The latest official statistics available from the Venezuelan Health Ministry indicate that in 2016, maternal mortality rose 65 percent and infant mortality rose 30 percent from 2015. While infant mortality has risen throughout the region, Venezuela is the only South American country where infant mortality has returned to levels last seen in the 1990s.

Hunger, malnutrition, and severe food shortages are widespread in all Venezuela. In 2018, the UN’s Food and Agriculture Organization (FAO) indicated that between 2015 and 2017, nearly 12 percent of Venezuelans — 3.7 million people — were undernourished, up from fewer than 5 percent between 2008 and 2013. Unofficial surveys revealed that most Venezuelan households are food insecure and that moderate and severe acute malnutrition among children under 5 years is alarmingly high.

A massive exodus of Venezuelans – more than 3.4 million in recent years – is straining health systems in receiving countries. Data gathered in Colombia and Brazil shows a sharp rise in the number of Venezuelans seeking treatment abroad, and doctors reported that Venezuelans generally arrived after receiving limited or no treatment at home.

“The United Nations’ leadership needs to ring the alarm bell and oversee a full-scale assistance plan for Venezuela that is neutral, independent, and impartial,” said Paul Spiegel, M.D., director of the Johns Hopkins Center for Humanitarian Health and a professor in the Department of International Health at the Bloomberg School. “From a technical perspective, Venezuela is facing a complex humanitarian emergency; if the UN secretary-general does not officially recognize it, the full-scale UN involvement that is needed to address it will most likely not occur.”

While more international aid started to enter the country in 2018, humanitarian workers from international and nongovernmental organizations operating in Venezuela asserted that it does not meet the population’s urgent needs. Authorities have, in many cases, imposed obstacles to the activities of these organizations.

Venezuelan authorities are within their rights to reject particular offers of assistance, but that only heightens their responsibility to work toward alternatives that can fully address the country’s urgent needs.

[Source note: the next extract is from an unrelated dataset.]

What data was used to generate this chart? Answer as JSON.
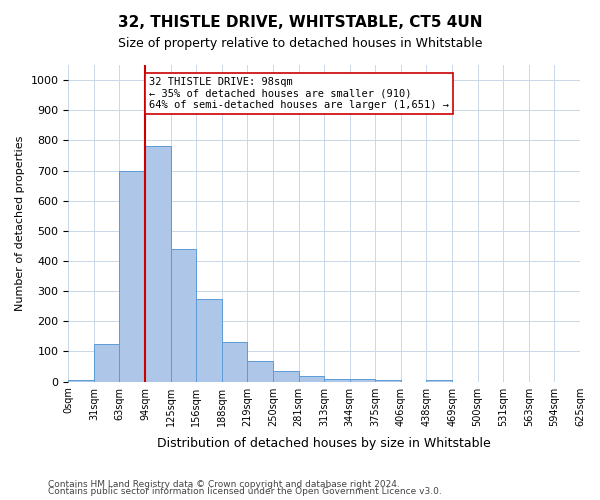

Efforts by Venezuelan authorities during Maduro’s presidency have failed to do so, Human Rights Watch and experts from Johns Hopkins Bloomberg School of Public Health said.

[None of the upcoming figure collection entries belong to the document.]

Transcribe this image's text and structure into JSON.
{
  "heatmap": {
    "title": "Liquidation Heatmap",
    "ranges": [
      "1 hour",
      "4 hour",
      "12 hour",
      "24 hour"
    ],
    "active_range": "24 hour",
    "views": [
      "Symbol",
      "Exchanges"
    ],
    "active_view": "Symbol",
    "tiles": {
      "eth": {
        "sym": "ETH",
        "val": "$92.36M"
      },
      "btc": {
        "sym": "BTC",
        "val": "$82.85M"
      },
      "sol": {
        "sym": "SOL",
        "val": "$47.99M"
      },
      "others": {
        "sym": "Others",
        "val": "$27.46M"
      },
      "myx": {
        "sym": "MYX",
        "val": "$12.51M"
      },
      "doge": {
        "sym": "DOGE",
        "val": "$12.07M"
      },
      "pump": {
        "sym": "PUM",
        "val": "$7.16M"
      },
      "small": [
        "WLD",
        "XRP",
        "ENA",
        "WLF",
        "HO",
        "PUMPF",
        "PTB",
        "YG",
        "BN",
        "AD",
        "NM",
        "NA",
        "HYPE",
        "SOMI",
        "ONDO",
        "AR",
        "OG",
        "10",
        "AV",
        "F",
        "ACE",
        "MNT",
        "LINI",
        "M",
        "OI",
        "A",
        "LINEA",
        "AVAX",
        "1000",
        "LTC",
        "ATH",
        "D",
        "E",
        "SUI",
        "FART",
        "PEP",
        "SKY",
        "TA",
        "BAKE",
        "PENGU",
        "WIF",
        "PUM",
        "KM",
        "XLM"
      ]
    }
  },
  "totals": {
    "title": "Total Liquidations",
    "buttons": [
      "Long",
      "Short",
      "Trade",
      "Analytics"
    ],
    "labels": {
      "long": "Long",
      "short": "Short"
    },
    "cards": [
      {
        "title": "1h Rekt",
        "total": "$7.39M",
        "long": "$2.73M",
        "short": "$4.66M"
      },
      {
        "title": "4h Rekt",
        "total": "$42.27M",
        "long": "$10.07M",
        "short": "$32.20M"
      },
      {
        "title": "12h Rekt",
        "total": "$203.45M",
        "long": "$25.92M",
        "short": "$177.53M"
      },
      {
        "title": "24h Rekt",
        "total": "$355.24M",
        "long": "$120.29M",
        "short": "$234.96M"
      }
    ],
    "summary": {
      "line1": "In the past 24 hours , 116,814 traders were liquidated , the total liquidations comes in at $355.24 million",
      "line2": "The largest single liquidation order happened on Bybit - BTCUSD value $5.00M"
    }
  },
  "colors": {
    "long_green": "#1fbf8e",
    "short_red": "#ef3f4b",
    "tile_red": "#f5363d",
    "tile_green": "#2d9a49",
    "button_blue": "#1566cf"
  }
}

“Venezuelan authorities publicly minimize and suppress information about the crisis, and harass and retaliate against those who collect data or speak out about it, while also doing far too little to alleviate it,” said José Miguel Vivanco, Americas director at Human Rights Watch. “These authorities are accountable for the needless loss of life that their denial and obstruction have inflicted on the Venezuelan people.”